Sayfalar

1 Ekim 2013 Salı

İSLÂM’DA NAMAZ MI ADALET Mİ ÖNEMLİDİR?


İSLÂM’DA NAMAZ MI ADALET Mİ ÖNEMLİDİR?



İslâm dininin temeli adalet, ibadeti namazdır.

İşte Ermeni Güneş tanrıçası Fetoş efendi(!)

Sadece iman edeni bağlar.
Namaz Müslümanlara özel bir ibadet şekli değildir. 
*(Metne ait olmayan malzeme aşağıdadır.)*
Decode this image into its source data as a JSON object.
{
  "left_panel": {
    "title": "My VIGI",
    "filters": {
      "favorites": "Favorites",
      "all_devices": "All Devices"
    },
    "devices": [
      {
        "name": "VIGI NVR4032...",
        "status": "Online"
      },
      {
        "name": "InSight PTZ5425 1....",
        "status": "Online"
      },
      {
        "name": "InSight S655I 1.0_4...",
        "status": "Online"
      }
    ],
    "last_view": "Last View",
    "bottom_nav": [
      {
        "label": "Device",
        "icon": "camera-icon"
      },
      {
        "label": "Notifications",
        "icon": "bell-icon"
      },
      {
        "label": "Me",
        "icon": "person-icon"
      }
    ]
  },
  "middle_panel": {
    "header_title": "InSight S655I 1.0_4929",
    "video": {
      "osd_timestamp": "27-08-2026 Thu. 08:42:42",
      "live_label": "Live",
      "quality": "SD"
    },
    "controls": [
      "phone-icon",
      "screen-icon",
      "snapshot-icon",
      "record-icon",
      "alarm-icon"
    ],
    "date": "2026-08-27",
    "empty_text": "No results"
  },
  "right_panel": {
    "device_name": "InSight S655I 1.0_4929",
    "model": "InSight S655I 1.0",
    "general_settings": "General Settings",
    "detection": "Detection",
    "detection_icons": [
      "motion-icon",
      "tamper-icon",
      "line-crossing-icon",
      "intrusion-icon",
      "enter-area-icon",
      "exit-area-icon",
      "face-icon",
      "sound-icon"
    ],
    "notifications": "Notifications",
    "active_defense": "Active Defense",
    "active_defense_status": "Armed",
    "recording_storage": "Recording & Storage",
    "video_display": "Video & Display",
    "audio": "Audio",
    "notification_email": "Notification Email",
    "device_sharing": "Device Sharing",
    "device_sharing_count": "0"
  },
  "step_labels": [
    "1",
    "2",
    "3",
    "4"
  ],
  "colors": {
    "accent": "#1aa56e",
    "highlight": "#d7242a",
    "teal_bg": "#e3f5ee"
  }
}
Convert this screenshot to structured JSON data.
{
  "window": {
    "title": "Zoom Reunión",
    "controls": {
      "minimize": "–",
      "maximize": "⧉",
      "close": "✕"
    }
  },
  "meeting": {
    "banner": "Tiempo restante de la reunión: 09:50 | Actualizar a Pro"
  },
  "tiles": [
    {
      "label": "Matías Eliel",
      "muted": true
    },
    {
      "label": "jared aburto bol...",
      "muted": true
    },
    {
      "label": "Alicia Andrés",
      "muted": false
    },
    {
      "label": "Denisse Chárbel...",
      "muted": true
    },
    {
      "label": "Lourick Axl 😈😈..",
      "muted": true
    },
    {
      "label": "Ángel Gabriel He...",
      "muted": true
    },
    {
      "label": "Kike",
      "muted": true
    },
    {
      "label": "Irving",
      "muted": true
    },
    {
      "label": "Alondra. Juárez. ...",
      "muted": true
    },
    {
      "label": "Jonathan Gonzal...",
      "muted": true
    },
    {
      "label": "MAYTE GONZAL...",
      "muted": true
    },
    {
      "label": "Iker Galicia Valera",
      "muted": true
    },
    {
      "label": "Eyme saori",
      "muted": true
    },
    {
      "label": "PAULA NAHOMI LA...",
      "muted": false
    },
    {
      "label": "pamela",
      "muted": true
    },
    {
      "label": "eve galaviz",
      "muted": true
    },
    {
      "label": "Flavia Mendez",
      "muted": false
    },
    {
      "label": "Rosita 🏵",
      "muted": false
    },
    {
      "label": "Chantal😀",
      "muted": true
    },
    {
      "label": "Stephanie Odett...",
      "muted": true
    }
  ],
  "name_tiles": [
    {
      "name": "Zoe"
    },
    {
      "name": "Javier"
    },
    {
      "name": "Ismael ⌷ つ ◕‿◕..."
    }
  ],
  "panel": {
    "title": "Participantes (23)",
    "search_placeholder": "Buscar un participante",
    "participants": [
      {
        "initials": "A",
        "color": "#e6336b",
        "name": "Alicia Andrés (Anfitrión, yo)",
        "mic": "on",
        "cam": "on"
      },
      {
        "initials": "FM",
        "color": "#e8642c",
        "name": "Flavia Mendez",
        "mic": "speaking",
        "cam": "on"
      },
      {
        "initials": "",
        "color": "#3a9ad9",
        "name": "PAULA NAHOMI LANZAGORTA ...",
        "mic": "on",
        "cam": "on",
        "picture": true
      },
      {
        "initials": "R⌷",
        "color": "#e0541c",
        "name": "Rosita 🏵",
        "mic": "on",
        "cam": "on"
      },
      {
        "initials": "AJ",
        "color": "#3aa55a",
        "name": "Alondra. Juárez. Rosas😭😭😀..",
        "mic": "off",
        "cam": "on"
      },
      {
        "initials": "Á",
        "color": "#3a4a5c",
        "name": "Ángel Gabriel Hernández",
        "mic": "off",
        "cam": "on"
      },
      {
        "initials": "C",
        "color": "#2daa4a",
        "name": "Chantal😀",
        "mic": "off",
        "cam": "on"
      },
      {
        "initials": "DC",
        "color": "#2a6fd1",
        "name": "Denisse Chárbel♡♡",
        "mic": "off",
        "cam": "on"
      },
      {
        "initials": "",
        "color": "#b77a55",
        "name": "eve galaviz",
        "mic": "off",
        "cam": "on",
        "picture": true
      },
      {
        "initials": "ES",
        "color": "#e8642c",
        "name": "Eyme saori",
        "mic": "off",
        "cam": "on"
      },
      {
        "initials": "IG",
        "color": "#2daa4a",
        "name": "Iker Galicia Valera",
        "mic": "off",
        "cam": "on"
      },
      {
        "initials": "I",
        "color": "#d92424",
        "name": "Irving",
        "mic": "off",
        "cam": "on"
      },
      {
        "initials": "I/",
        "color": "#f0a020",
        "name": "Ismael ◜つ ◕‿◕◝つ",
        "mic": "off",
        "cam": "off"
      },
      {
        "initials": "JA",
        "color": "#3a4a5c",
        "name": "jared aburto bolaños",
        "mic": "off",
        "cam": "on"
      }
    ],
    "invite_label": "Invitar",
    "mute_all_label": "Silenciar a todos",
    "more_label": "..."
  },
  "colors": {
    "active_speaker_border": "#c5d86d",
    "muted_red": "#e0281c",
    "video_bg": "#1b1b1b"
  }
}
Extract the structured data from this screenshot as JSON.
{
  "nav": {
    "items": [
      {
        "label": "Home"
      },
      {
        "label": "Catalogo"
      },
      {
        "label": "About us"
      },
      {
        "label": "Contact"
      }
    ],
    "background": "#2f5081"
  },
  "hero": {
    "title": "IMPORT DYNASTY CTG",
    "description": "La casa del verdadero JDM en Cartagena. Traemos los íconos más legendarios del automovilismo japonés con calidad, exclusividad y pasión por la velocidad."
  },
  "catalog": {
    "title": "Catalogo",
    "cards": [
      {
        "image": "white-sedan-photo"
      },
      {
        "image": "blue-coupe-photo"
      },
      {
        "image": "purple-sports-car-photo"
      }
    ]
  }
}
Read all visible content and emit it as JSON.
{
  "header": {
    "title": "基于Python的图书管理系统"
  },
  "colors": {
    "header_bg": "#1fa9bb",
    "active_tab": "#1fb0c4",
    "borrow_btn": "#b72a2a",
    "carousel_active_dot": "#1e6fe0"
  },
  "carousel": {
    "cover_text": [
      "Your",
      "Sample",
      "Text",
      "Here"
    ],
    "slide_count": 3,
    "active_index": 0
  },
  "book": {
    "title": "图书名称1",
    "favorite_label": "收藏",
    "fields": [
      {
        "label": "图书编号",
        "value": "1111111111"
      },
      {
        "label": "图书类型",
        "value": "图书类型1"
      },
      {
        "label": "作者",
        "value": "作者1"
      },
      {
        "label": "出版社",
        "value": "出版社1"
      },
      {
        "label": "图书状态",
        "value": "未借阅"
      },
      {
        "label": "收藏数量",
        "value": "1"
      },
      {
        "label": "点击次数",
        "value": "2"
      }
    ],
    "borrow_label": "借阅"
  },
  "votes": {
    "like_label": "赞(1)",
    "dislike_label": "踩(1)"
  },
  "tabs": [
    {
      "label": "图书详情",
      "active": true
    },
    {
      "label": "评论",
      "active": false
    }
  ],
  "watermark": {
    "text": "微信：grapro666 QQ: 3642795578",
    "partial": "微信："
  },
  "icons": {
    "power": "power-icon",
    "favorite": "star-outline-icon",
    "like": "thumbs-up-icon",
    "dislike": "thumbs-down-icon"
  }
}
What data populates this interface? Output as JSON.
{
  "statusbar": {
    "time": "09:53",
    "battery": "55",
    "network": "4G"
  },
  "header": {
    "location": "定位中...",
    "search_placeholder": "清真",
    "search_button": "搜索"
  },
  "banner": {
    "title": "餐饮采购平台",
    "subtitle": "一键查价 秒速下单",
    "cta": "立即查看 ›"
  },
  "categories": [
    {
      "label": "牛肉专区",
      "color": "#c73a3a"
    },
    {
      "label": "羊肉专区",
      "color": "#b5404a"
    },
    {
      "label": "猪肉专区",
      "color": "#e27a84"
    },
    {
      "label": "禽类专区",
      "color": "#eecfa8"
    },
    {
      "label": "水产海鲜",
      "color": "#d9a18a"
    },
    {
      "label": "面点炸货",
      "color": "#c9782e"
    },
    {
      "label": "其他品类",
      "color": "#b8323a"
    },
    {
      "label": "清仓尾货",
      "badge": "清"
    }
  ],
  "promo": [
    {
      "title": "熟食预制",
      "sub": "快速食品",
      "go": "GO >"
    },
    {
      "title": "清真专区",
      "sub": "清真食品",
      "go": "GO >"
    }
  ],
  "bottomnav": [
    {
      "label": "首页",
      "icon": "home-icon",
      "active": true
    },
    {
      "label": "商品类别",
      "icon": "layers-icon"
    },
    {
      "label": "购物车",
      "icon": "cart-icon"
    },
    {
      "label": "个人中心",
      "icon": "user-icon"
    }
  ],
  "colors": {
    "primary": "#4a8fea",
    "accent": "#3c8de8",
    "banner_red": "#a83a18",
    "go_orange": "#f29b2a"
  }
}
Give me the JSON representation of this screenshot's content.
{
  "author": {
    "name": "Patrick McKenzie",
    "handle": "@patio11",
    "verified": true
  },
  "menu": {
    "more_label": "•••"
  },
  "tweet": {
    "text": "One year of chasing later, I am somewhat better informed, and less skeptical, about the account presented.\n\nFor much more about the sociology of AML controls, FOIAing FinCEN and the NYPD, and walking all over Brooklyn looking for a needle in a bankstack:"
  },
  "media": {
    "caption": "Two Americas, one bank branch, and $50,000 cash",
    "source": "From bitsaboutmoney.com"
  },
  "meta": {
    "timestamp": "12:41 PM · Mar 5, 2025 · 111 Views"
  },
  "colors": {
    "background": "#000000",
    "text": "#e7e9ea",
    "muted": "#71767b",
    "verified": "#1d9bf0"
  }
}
Namaz Hintçe “Selam” anlamında bir kelimedir. Hintliler ibadet için kullandıkları terimlerinde “Namaskâr=Güneşe selâm” ifadesini kullanırlar.  Yoga için kullanılanı ise “Namaste=Kendine selamdır”. Kur’an’da ise “Salat=Selam” olarak geçer. 

Türkler İslâmiyet’ten çok önce namazı bildiklerinden Müslüman olduklarında Arap terimi olan Salât’ı” kullanmamışlardır. 

Namazın doğuşu, Sümer dininde Ay tanrısı Sin’in kızı İnanna/İştar  (*) ile çoban Dumuzi evliliğinde yaşanmış zina sonucu, Dumuzi’nin yeraltına (Kur’a/Cehenneme) sürülmesiyle güneş doğmaz ve yeryüzünü karanlık kaplar. Çareyi Dumuzi’yi oradan çıkartmakta bulurlar ve böylece Dumuzi karısı İnanna ile çalgılarla şenlendirilmiş ilahiler eşliğinde tapınak içinde birleşince güneş doğar, bitkiler canlanır, hayvanlar ve insanlar eski yaşamlarına dönerler.  

Sonraları güneşin tekrar kaybolmasını önlemek için insanlar bu çiftleşmeyi, ardından güneşin batmadan önce ve tekrar doğduğunda yaydığı ışıkları kutsamak için yaptıkları “ışık öpme ayini” olan salâtı/namazı ibadet olarak benimsemişlerdir.
Bu ayinden doğan çocuklar ülkelerine kral edilmişlerdir. Soy sop milliyetçiliğinin temeli olan dinler de böyle doğmuşlardır.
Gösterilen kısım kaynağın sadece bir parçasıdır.